Queen Consort with Chilperic I, a sixth-century Frankish king, and Regent for her son Chlothar II, Fredegund rose through the ranks from royal servant, to the King’s mistress, to a cold-blooded murderer ready to kill whenever necessary. Amongst other things, she arranged for Chilperic’s previous wife to be strangled; she started a fierce 40-year feud with that woman’s sister, Brunhilda; and she tried to crush the skull of her own daughter, using a treasure chest. If you got on her bad side, you were usually killed – and often in an unpleasant manner.

#2: Wu Zetian of China
624-705

Taking control of China after millennia of male rule, and steering the empire through a relatively stable period in its history, Wu could well be judged as a very successful leader. However, her time at the top was drenched in blood. She employed a secret police to find and murder potential opponents, and she had no qualms with attacking her own. She’s heavily implicated in the death of her own infant daughter – who was supposedly strangled so that Wu could frame a rival – and her accusations of witchcraft or treason led to various executions, including those of most of her own family.

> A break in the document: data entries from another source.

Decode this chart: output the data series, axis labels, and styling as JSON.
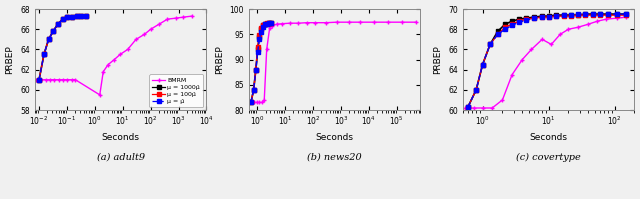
{
  "subplots": [
    {
      "label": "(a) adult9",
      "ylabel": "PRBEP",
      "xlabel": "Seconds",
      "xlim": [
        0.007,
        10000
      ],
      "ylim": [
        58,
        68
      ],
      "yticks": [
        58,
        60,
        62,
        64,
        66,
        68
      ],
      "legend_loc": "lower right",
      "series": [
        {
          "name": "BMRM",
          "color": "#ff00ff",
          "linestyle": "-",
          "marker": "+",
          "markersize": 3.5,
          "linewidth": 1.0,
          "x": [
            0.008,
            0.012,
            0.018,
            0.025,
            0.035,
            0.05,
            0.07,
            0.1,
            0.15,
            0.2,
            1.5,
            2.0,
            3.0,
            5.0,
            8.0,
            15.0,
            30.0,
            60.0,
            100.0,
            200.0,
            400.0,
            800.0,
            1500.0,
            3000.0
          ],
          "y": [
            61.0,
            61.0,
            61.0,
            61.0,
            61.0,
            61.0,
            61.0,
            61.0,
            61.0,
            61.0,
            59.5,
            61.8,
            62.5,
            63.0,
            63.5,
            64.0,
            65.0,
            65.5,
            66.0,
            66.5,
            67.0,
            67.1,
            67.2,
            67.3
          ]
        },
        {
          "name": "μ = 1000μ̂",
          "color": "#000000",
          "linestyle": "-",
          "marker": "s",
          "markersize": 2.5,
          "linewidth": 1.2,
          "x": [
            0.01,
            0.015,
            0.022,
            0.032,
            0.047,
            0.07,
            0.1,
            0.15,
            0.22,
            0.32,
            0.47
          ],
          "y": [
            61.0,
            63.5,
            65.0,
            65.8,
            66.5,
            67.0,
            67.2,
            67.2,
            67.3,
            67.3,
            67.3
          ]
        },
        {
          "name": "μ = 100μ̂",
          "color": "#ff0000",
          "linestyle": "-",
          "marker": "s",
          "markersize": 2.5,
          "linewidth": 1.0,
          "x": [
            0.01,
            0.015,
            0.022,
            0.032,
            0.047,
            0.07,
            0.1,
            0.15,
            0.22,
            0.32,
            0.47
          ],
          "y": [
            61.0,
            63.5,
            65.0,
            65.8,
            66.5,
            67.0,
            67.2,
            67.2,
            67.3,
            67.3,
            67.3
          ]
        },
        {
          "name": "μ = μ̂",
          "color": "#0000ff",
          "linestyle": "--",
          "marker": "s",
          "markersize": 2.5,
          "linewidth": 1.0,
          "x": [
            0.01,
            0.015,
            0.022,
            0.032,
            0.047,
            0.07,
            0.1,
            0.15,
            0.22,
            0.32,
            0.47
          ],
          "y": [
            61.0,
            63.5,
            65.0,
            65.8,
            66.5,
            67.0,
            67.2,
            67.2,
            67.3,
            67.3,
            67.3
          ]
        }
      ]
    },
    {
      "label": "(b) news20",
      "ylabel": "PRBEP",
      "xlabel": "Seconds",
      "xlim": [
        0.5,
        700000
      ],
      "ylim": [
        80,
        100
      ],
      "yticks": [
        80,
        85,
        90,
        95,
        100
      ],
      "legend_loc": null,
      "series": [
        {
          "name": "BMRM",
          "color": "#ff00ff",
          "linestyle": "-",
          "marker": "+",
          "markersize": 3.5,
          "linewidth": 1.0,
          "x": [
            0.6,
            0.8,
            1.0,
            1.2,
            1.5,
            1.8,
            2.2,
            2.8,
            3.5,
            5.0,
            8.0,
            15.0,
            30.0,
            60.0,
            120.0,
            300.0,
            700.0,
            2000.0,
            5000.0,
            15000.0,
            50000.0,
            150000.0,
            500000.0
          ],
          "y": [
            81.5,
            81.5,
            81.5,
            81.5,
            81.5,
            82.0,
            92.0,
            96.2,
            96.7,
            97.0,
            97.1,
            97.2,
            97.2,
            97.3,
            97.3,
            97.3,
            97.4,
            97.4,
            97.4,
            97.4,
            97.4,
            97.4,
            97.4
          ]
        },
        {
          "name": "μ = 1000μ̂",
          "color": "#000000",
          "linestyle": "-",
          "marker": "s",
          "markersize": 2.5,
          "linewidth": 1.2,
          "x": [
            0.6,
            0.75,
            0.9,
            1.05,
            1.2,
            1.4,
            1.6,
            1.9,
            2.2,
            2.6,
            3.1
          ],
          "y": [
            81.5,
            84.0,
            88.0,
            92.0,
            94.5,
            96.0,
            96.8,
            97.0,
            97.1,
            97.2,
            97.3
          ]
        },
        {
          "name": "μ = 100μ̂",
          "color": "#ff0000",
          "linestyle": "-",
          "marker": "s",
          "markersize": 2.5,
          "linewidth": 1.0,
          "x": [
            0.6,
            0.75,
            0.9,
            1.05,
            1.2,
            1.4,
            1.6,
            1.9,
            2.2,
            2.6,
            3.1
          ],
          "y": [
            81.5,
            84.0,
            88.0,
            92.5,
            94.8,
            96.2,
            96.9,
            97.1,
            97.2,
            97.3,
            97.3
          ]
        },
        {
          "name": "μ = μ̂",
          "color": "#0000ff",
          "linestyle": "--",
          "marker": "s",
          "markersize": 2.5,
          "linewidth": 1.0,
          "x": [
            0.6,
            0.75,
            0.9,
            1.05,
            1.2,
            1.4,
            1.6,
            1.9,
            2.2,
            2.6,
            3.1
          ],
          "y": [
            81.5,
            84.0,
            88.0,
            91.5,
            94.0,
            95.5,
            96.5,
            97.0,
            97.1,
            97.2,
            97.3
          ]
        }
      ]
    },
    {
      "label": "(c) covertype",
      "ylabel": "PRBEP",
      "xlabel": "Seconds",
      "xlim": [
        0.5,
        200
      ],
      "ylim": [
        60,
        70
      ],
      "yticks": [
        60,
        62,
        64,
        66,
        68,
        70
      ],
      "legend_loc": null,
      "series": [
        {
          "name": "BMRM",
          "color": "#ff00ff",
          "linestyle": "-",
          "marker": "+",
          "markersize": 3.5,
          "linewidth": 1.0,
          "x": [
            0.55,
            0.75,
            1.0,
            1.4,
            2.0,
            2.8,
            4.0,
            5.5,
            8.0,
            11.0,
            15.0,
            20.0,
            28.0,
            40.0,
            55.0,
            75.0,
            110.0,
            150.0
          ],
          "y": [
            60.2,
            60.2,
            60.2,
            60.2,
            61.0,
            63.5,
            65.0,
            66.0,
            67.0,
            66.5,
            67.5,
            68.0,
            68.2,
            68.5,
            68.8,
            69.0,
            69.1,
            69.2
          ]
        },
        {
          "name": "μ = 1000μ̂",
          "color": "#000000",
          "linestyle": "-",
          "marker": "s",
          "markersize": 2.5,
          "linewidth": 1.2,
          "x": [
            0.6,
            0.8,
            1.0,
            1.3,
            1.7,
            2.2,
            2.8,
            3.6,
            4.6,
            6.0,
            8.0,
            10.0,
            13.0,
            17.0,
            22.0,
            28.0,
            36.0,
            47.0,
            60.0,
            80.0,
            110.0,
            150.0
          ],
          "y": [
            60.3,
            62.0,
            64.5,
            66.5,
            67.8,
            68.5,
            68.8,
            69.0,
            69.1,
            69.2,
            69.3,
            69.3,
            69.4,
            69.4,
            69.4,
            69.4,
            69.5,
            69.5,
            69.5,
            69.5,
            69.5,
            69.5
          ]
        },
        {
          "name": "μ = 100μ̂",
          "color": "#ff0000",
          "linestyle": "-",
          "marker": "s",
          "markersize": 2.5,
          "linewidth": 1.0,
          "x": [
            0.6,
            0.8,
            1.0,
            1.3,
            1.7,
            2.2,
            2.8,
            3.6,
            4.6,
            6.0,
            8.0,
            10.0,
            13.0,
            17.0,
            22.0,
            28.0,
            36.0,
            47.0,
            60.0,
            80.0,
            110.0,
            150.0
          ],
          "y": [
            60.3,
            62.0,
            64.5,
            66.5,
            67.5,
            68.2,
            68.5,
            68.8,
            69.0,
            69.1,
            69.2,
            69.2,
            69.3,
            69.3,
            69.3,
            69.4,
            69.4,
            69.4,
            69.4,
            69.4,
            69.4,
            69.4
          ]
        },
        {
          "name": "μ = μ̂",
          "color": "#0000ff",
          "linestyle": "--",
          "marker": "s",
          "markersize": 2.5,
          "linewidth": 1.0,
          "x": [
            0.6,
            0.8,
            1.0,
            1.3,
            1.7,
            2.2,
            2.8,
            3.6,
            4.6,
            6.0,
            8.0,
            10.0,
            13.0,
            17.0,
            22.0,
            28.0,
            36.0,
            47.0,
            60.0,
            80.0,
            110.0,
            150.0
          ],
          "y": [
            60.3,
            62.0,
            64.5,
            66.5,
            67.5,
            68.0,
            68.4,
            68.7,
            68.9,
            69.1,
            69.2,
            69.2,
            69.3,
            69.4,
            69.4,
            69.5,
            69.5,
            69.5,
            69.5,
            69.5,
            69.5,
            69.5
          ]
        }
      ]
    }
  ],
  "legend_labels": [
    "BMRM",
    "μ = 1000μ̂",
    "μ = 100μ̂",
    "μ = μ̂"
  ],
  "legend_colors": [
    "#ff00ff",
    "#000000",
    "#ff0000",
    "#0000ff"
  ],
  "legend_styles": [
    "-",
    "-",
    "-",
    "--"
  ],
  "legend_markers": [
    "+",
    "s",
    "s",
    "s"
  ],
  "bg_color": "#f0f0f0"
}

#1: Ranavalona I of Madagascar
1778-1861

Also known as the Mad Queen, Ranavalona entered into the Madagascan royal family a commoner, but fought off various claimants to the throne, and eventually ruled for over 30 years. Remembered for her fierce policies, such as banning Christianity, she led an exceptionally harsh regime, characterised by forced labour practices and brutal executions. Cross Ranavalona and you were beheaded, boiled alive, or thrown into a ravine. Estimates say that up to 75% of the Madagascan population died during her reign, through war, disease or by Ranavalona’s own orders.